Мэр похлопал меня по загривку.
— Верный, верный Руслан!
Я благодарственно заскулил. Располагавшиеся на лавках в предбаннике мужики с обнажёнными девками на коленях добродушно заулыбались и даже издали несколько голосистых смешков. Дабы усилить момент всеобщего обожания, я встал на четвереньки и завилял воображаемым хвостом, представляя послушного пса. Мокрое полотенце свалилось с боков, обнажая тощие ягодицы. Всплеск визгливого смеха сопровождал это действие.

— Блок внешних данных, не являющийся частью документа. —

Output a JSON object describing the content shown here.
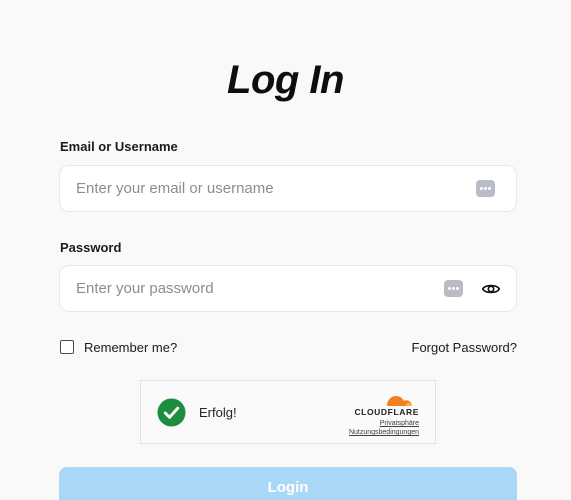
{
  "title": "Log In",
  "email": {
    "label": "Email or Username",
    "placeholder": "Enter your email or username",
    "value": ""
  },
  "password": {
    "label": "Password",
    "placeholder": "Enter your password",
    "value": ""
  },
  "remember": {
    "label": "Remember me?",
    "checked": false
  },
  "forgot_label": "Forgot Password?",
  "captcha": {
    "status": "Erfolg!",
    "brand": "CLOUDFLARE",
    "privacy_label": "Privatsphäre",
    "terms_label": "Nutzungsbedingungen",
    "status_color": "#1e8e3e",
    "brand_color": "#f38020"
  },
  "login_label": "Login",
  "colors": {
    "login_button": "#a9d8f6",
    "password_manager_icon": "#b9bcc6"
  },
  "icons": [
    "password-manager-icon",
    "eye-icon",
    "success-check-icon",
    "cloudflare-logo"
  ]
}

— Далеко пойдёшь! — замахнул рюмку Владлен Петрович. — Держись за меня, и я сделаю из тебя человека.
Вскоре, буквально через два дня, я узнал пренеприятное для себя известие: всю предвыборную кампанию предполагалось вести на мои деньги. Вот так просто: всю от начала до конца.

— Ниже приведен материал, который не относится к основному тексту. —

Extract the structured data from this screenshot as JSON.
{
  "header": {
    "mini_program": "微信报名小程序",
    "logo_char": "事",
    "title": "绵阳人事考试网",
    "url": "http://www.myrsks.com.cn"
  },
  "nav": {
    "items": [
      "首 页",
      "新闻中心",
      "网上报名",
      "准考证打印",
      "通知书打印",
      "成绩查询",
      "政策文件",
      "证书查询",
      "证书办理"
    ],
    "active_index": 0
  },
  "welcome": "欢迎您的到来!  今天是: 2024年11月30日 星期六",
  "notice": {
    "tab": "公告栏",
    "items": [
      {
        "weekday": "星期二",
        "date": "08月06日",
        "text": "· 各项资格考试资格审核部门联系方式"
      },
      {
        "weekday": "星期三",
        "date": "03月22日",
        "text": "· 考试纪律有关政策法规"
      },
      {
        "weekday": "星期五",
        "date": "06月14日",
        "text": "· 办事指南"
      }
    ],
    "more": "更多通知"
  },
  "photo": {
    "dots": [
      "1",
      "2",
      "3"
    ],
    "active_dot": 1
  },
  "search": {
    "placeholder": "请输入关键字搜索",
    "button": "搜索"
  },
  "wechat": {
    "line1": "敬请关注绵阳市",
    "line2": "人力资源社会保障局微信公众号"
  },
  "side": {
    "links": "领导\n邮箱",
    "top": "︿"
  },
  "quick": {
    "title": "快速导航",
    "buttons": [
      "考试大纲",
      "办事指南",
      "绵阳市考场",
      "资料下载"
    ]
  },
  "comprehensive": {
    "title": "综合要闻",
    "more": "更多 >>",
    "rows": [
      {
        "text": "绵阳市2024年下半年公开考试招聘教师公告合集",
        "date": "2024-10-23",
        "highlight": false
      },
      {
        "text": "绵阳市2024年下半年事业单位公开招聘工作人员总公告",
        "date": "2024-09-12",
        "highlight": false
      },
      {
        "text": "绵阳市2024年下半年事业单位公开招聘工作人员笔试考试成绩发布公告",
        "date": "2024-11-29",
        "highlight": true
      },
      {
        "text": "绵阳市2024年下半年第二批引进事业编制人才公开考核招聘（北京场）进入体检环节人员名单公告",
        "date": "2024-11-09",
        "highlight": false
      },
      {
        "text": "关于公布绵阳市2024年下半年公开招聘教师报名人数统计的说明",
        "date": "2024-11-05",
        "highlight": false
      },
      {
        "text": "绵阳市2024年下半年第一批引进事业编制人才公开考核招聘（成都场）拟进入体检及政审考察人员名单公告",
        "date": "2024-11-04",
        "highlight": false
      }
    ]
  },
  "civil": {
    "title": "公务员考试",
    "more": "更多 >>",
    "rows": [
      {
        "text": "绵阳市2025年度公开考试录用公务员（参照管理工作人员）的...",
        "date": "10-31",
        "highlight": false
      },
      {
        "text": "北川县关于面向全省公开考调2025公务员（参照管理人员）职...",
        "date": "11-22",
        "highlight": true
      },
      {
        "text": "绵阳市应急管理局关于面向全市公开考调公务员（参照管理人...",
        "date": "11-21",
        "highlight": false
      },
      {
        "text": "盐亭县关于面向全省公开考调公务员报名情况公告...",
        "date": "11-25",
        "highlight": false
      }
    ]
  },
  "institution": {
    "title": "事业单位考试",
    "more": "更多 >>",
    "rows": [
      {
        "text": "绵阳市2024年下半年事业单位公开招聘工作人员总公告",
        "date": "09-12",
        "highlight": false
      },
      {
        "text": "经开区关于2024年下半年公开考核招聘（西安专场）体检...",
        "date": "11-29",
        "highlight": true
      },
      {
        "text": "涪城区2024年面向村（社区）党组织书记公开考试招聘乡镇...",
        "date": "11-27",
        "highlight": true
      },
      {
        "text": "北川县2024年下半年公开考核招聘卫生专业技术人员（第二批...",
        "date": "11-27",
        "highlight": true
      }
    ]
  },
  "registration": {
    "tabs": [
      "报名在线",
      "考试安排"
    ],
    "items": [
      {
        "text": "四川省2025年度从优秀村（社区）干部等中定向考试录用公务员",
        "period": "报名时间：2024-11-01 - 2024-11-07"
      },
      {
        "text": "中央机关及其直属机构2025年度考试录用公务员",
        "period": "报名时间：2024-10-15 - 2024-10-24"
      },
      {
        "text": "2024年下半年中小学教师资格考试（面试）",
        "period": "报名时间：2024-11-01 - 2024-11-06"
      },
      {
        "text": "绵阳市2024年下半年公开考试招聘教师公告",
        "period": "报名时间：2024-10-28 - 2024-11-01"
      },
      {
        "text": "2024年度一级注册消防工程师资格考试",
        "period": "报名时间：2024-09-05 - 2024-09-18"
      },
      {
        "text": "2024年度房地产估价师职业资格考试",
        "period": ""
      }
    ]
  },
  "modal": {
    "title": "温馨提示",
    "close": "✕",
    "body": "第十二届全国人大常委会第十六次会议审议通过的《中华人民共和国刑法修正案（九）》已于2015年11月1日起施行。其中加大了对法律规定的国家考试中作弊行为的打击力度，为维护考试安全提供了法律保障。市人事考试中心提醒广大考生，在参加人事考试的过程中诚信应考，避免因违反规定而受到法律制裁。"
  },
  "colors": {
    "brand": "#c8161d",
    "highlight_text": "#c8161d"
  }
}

— Владимир Николаевич, это невозможно! — возвышался надо мной обескураженный, белый как простыня Яков Расимов. — Счета, которые прислали из мэрии, переходят все границы. И это, как я понимаю, только начало. Мы по миру пойдём! Не будет никакой Сибирской Цивилизации!
— Зря вы, Володя, дружбу водить стали с этой публикой, — подливал масла в огонь топтавшийся тут же Демьян Бедный. — Далеки эти люди от народа, не понимают они его, и все свои поступки совершают исключительно из личной алчности.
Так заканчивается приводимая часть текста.